Marcel Mouloudji prête sa bouille et son jeune talent au meurtrier à qui la société ne permettra pas une tentative de rédemption et de rachat. Des dialogues pertinents fustigent l’hypocrisie de l’Église, qui s’accommode d’une peine que son dogme condamne, au nom du maintien de l’ordre social. Par ailleurs, Truffaut dénonçant "une certaine tendance du cinéma français" et les jeunes Turcs de la Nouvelle vague seront sans doute excessifs lorsqu’il déploreront l’absence de mise en scène de Cayatte : les premières séquences dans le bidonville ne sont pas sans évoquer un certain néoréalisme italien, un règlement de comptes entre bandits corses est d’une sècheresse toute hawksienne et les scènes de cellule sont saisissantes dans leur violence des situations.
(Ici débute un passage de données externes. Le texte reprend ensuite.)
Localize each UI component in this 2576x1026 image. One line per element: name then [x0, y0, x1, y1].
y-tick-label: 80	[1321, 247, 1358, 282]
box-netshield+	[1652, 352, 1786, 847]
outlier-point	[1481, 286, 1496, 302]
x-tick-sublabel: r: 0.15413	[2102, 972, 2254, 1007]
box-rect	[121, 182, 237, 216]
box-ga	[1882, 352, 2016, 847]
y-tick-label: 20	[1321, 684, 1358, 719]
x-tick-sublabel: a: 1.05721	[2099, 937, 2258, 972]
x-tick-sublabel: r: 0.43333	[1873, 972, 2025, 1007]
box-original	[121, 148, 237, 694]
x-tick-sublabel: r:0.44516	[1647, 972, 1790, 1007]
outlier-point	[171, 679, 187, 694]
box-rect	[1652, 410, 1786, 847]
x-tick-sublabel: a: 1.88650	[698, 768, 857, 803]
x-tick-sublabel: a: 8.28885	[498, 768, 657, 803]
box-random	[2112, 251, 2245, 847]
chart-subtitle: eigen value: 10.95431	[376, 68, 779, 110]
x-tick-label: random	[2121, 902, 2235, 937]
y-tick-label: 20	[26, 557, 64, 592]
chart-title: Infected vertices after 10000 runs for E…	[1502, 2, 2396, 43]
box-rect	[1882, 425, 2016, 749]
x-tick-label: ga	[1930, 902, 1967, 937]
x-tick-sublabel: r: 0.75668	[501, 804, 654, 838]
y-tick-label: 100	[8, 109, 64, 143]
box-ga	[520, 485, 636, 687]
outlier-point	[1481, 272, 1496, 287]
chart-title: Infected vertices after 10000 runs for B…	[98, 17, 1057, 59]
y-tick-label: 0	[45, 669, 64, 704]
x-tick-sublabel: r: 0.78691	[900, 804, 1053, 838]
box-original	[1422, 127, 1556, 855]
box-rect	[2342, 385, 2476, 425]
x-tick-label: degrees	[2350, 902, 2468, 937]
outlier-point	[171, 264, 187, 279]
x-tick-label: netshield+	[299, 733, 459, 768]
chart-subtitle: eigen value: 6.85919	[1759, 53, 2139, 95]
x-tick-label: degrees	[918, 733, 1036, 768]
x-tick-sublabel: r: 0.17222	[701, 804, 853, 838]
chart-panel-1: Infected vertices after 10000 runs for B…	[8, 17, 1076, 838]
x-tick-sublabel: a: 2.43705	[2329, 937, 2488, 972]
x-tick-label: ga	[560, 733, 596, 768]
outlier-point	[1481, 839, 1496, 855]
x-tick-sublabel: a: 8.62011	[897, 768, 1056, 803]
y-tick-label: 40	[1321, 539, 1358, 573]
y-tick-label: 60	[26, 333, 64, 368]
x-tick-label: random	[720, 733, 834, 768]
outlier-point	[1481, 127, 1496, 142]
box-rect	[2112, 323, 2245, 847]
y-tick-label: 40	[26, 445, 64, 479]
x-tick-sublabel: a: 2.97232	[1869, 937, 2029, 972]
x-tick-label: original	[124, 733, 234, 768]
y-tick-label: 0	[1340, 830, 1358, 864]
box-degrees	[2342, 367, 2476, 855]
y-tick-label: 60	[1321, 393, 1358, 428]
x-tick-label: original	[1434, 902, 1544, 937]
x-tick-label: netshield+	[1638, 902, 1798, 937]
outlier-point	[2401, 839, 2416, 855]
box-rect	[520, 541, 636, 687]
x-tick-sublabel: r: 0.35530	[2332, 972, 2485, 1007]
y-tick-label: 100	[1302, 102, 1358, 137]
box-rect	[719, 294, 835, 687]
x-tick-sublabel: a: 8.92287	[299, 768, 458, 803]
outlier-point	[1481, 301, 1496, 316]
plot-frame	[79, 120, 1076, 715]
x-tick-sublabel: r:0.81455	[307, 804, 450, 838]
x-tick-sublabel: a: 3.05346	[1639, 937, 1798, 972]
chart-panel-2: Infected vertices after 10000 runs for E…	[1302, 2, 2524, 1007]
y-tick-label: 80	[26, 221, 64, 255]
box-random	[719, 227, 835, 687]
Comme dans Justice est faite, le cinéaste se révèle être un authentique directeur d’acteurs, sans recours à des stars, ni non-professionnels, mais en utilisant le gratin des seconds rôles de l’époque : Raymond Pellegrin en truand corse, Marcel Pérès en épileptique, Georges Poujouly en gavroche, Antoine Balpétré en médecin meurtrier, Louis Seigner en prêtre opportuniste ou Sylvie en vieille dame déjà indigne composent une mosaïque des névroses de la société française de l’époque.
En même temps, ces personnages et les dialogues qui les font vivre sont symptomatiques d’un certain cinéma faussement social des années 50. À l’instar des paysans de Jeux interdits, sorti la même année, cet échantillon de la France profonde est davantage fondé sur des stéréotypes, loin de la véracité sociologique à laquelle Cayatte pourrait prétendre : le sadisme du patron qui recueille le petit Michel ou le caractère borné du père de l’avocat traduisent un certain manichéisme, l’auteur n’étant guère tendre avec certains de ses personnages. Et quand une chiffonnière (interprétée par l’excentrique Yvonne de Bray) accorde des circonstances atténuantes à un tueur d’enfant, on est dans le registre du propos de café de commerce que l’avocat Cayatte prétend justement combattre. Tel quel, le film ne mérite donc ni louanges ni sévérité. Si le cinéaste sera par la suite dépassé sur son propre terrain et tombera dans l’académisme (Verdict, avec Sophia Loren et Jean Gabin, sera une caricature de sa démarche), Nous sommes tous des assassins reste un étalon du film humaniste. Sans atteindre la force de La Pendaison d’Oshima ou de Tu ne tueras point de Kieslowski, œuvres majeures d’authentiques artistes, le film est précurseur d’un courant qui englobera des cinéastes aussi divers que Costa-Gavras, Tim Robbins ou Michael Moore.